There is a new wave of coronavirus risk in Europe, where after ten weeks of declining cases, infections start to increase again. The alarm comes from the director of the World Health Organization (WHO) for Europe, Hans Kluge, who spoke of a “new wave in the European region unless we remain disciplined”. The Delta variant is under accusation, but also an increase in contacts, travel and the relaxation of restrictions.

Analyzing the various countries, the WHO cites the case of Portugal, which yesterday recorded the highest number of infections in a day since February, and Spain which recorded a sharp increase in infections among the twenties and adolescents. In Russia there is a record of deaths from complications attributable to Covid-19: today it reported 672 deaths in the last 24 hours, with infections on the rise. On the other hand, cases remain low in Germany, where 892 cases have been reported in the last 24 hours. Things are worse in the UK, where 26,068 new cases were confirmed yesterday, the highest figure since January 29.

From Catherine Smallwood, senior emergency officer at the European office of the World Health Organization, came an appeal: cities hosting football matches for Europeans should look beyond stadiums and pay attention to fan movements. This is to avoid super-diffusing events while the Covid-19 contagion grows in Europe. Smallwood said that “we must look beyond stadiums” to reduce infections.

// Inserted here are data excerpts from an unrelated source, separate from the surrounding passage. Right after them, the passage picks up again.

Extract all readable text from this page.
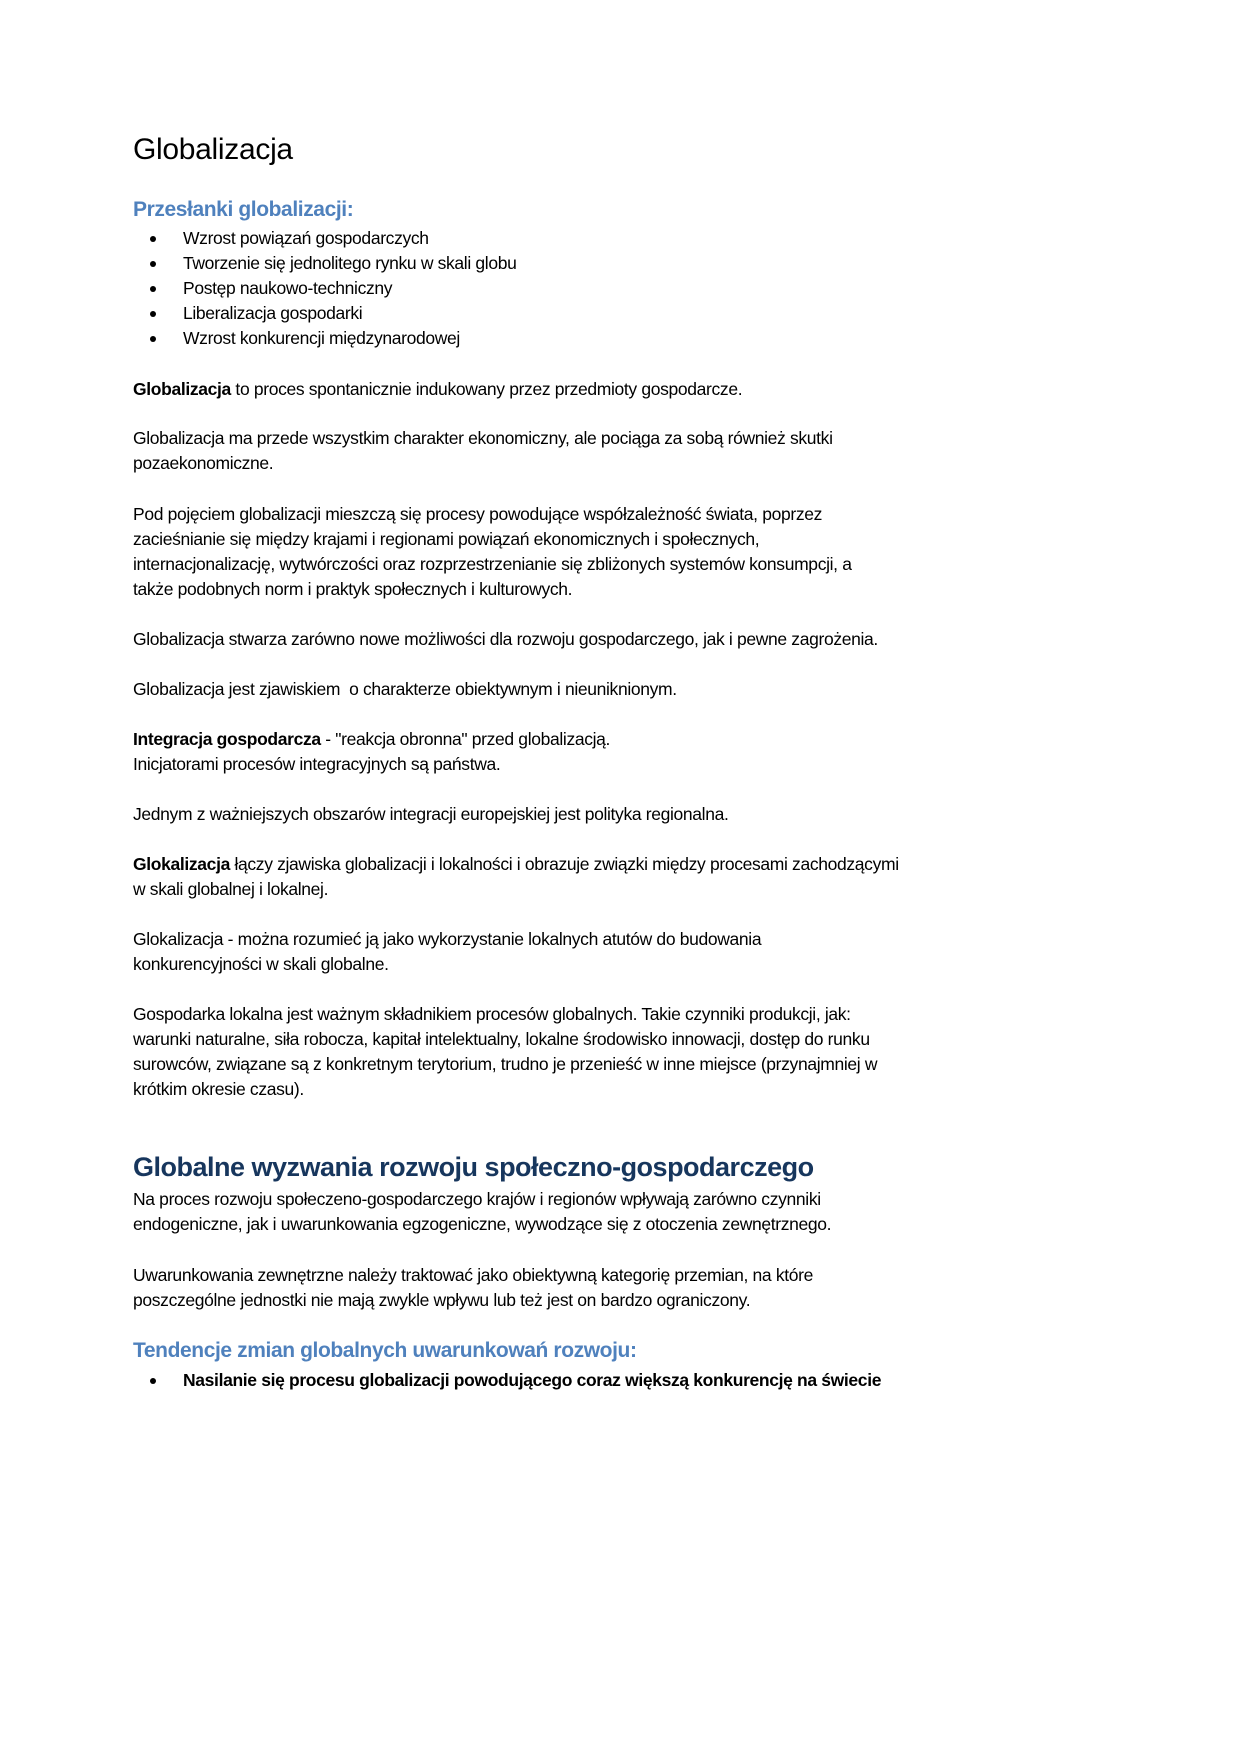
Globalizacja
Przesłanki globalizacji:
Wzrost powiązań gospodarczych
Tworzenie się jednolitego rynku w skali globu
Postęp naukowo-techniczny
Liberalizacja gospodarki
Wzrost konkurencji międzynarodowej
Globalizacja to proces spontanicznie indukowany przez przedmioty gospodarcze.
Globalizacja ma przede wszystkim charakter ekonomiczny, ale pociąga za sobą również skutki
pozaekonomiczne.
Pod pojęciem globalizacji mieszczą się procesy powodujące współzależność świata, poprzez
zacieśnianie się między krajami i regionami powiązań ekonomicznych i społecznych,
internacjonalizację, wytwórczości oraz rozprzestrzenianie się zbliżonych systemów konsumpcji, a
także podobnych norm i praktyk społecznych i kulturowych.
Globalizacja stwarza zarówno nowe możliwości dla rozwoju gospodarczego, jak i pewne zagrożenia.
Globalizacja jest zjawiskiem  o charakterze obiektywnym i nieuniknionym.
Integracja gospodarcza - "reakcja obronna" przed globalizacją.
Inicjatorami procesów integracyjnych są państwa.
Jednym z ważniejszych obszarów integracji europejskiej jest polityka regionalna.
Glokalizacja łączy zjawiska globalizacji i lokalności i obrazuje związki między procesami zachodzącymi
w skali globalnej i lokalnej.
Glokalizacja - można rozumieć ją jako wykorzystanie lokalnych atutów do budowania
konkurencyjności w skali globalne.
Gospodarka lokalna jest ważnym składnikiem procesów globalnych. Takie czynniki produkcji, jak:
warunki naturalne, siła robocza, kapitał intelektualny, lokalne środowisko innowacji, dostęp do runku
surowców, związane są z konkretnym terytorium, trudno je przenieść w inne miejsce (przynajmniej w
krótkim okresie czasu).
Globalne wyzwania rozwoju społeczno-gospodarczego
Na proces rozwoju społeczeno-gospodarczego krajów i regionów wpływają zarówno czynniki
endogeniczne, jak i uwarunkowania egzogeniczne, wywodzące się z otoczenia zewnętrznego.
Uwarunkowania zewnętrzne należy traktować jako obiektywną kategorię przemian, na które
poszczególne jednostki nie mają zwykle wpływu lub też jest on bardzo ograniczony.
Tendencje zmian globalnych uwarunkowań rozwoju:
Nasilanie się procesu globalizacji powodującego coraz większą konkurencję na świecie
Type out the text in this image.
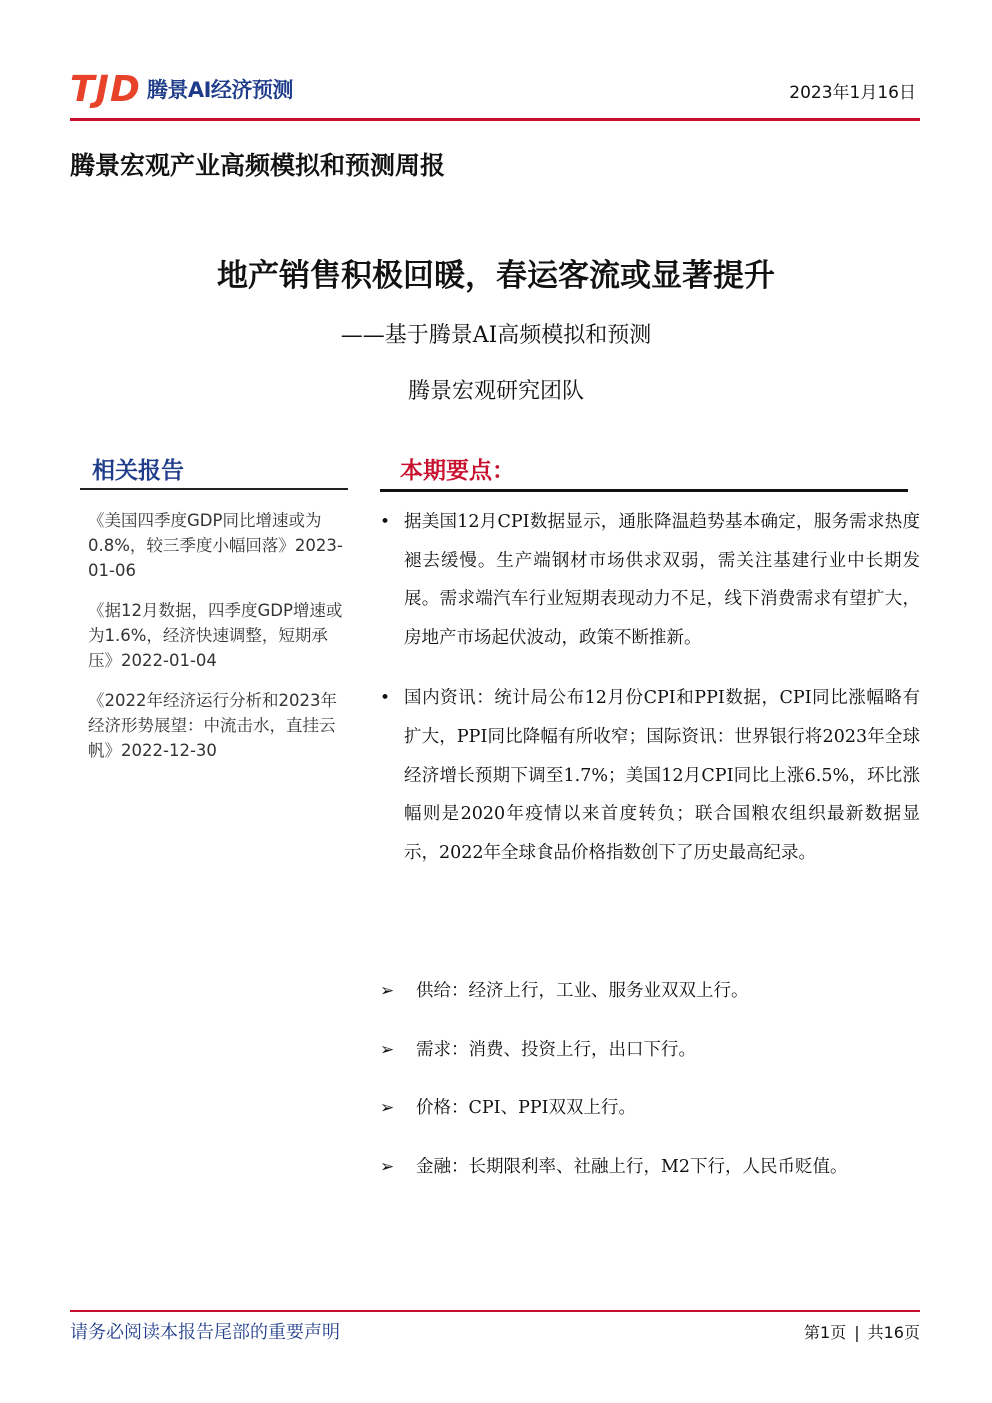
TJD 腾景AI经济预测	2023年1月16日
腾景宏观产业高频模拟和预测周报
地产销售积极回暖，春运客流或显著提升
——基于腾景AI高频模拟和预测
腾景宏观研究团队
相关报告
《美国四季度GDP同比增速或为0.8%，较三季度小幅回落》2023-01-06
《据12月数据，四季度GDP增速或为1.6%，经济快速调整，短期承压》2022-01-04
《2022年经济运行分析和2023年经济形势展望：中流击水，直挂云帆》2022-12-30
本期要点：
• 据美国12月CPI数据显示，通胀降温趋势基本确定，服务需求热度褪去缓慢。生产端钢材市场供求双弱，需关注基建行业中长期发展。需求端汽车行业短期表现动力不足，线下消费需求有望扩大，房地产市场起伏波动，政策不断推新。
• 国内资讯：统计局公布12月份CPI和PPI数据，CPI同比涨幅略有扩大，PPI同比降幅有所收窄；国际资讯：世界银行将2023年全球经济增长预期下调至1.7%；美国12月CPI同比上涨6.5%，环比涨幅则是2020年疫情以来首度转负；联合国粮农组织最新数据显示，2022年全球食品价格指数创下了历史最高纪录。
➢ 供给：经济上行，工业、服务业双双上行。
➢ 需求：消费、投资上行，出口下行。
➢ 价格：CPI、PPI双双上行。
➢ 金融：长期限利率、社融上行，M2下行，人民币贬值。
请务必阅读本报告尾部的重要声明	第1页 | 共16页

That is, attention must be paid to what happens ” around the stadiums. How do people get there? Do they travel in large crowded bus convoys? Are they taking individual protective measures when they do? “Smallwood wondered. Which also invites us to look at what happens after matches, at club rallies for example.” If this happens, there will be new cases. ” he continued, because ” what we do know is that as transmission increases ” of the virus ” large mass gatherings can act as amplifiers in terms of transmission ”.

Asked if the Europeans could be a “super diffuser” event, WHO regional director for Europe Hans Kluge replied: “I hope not, but this cannot be ruled out”.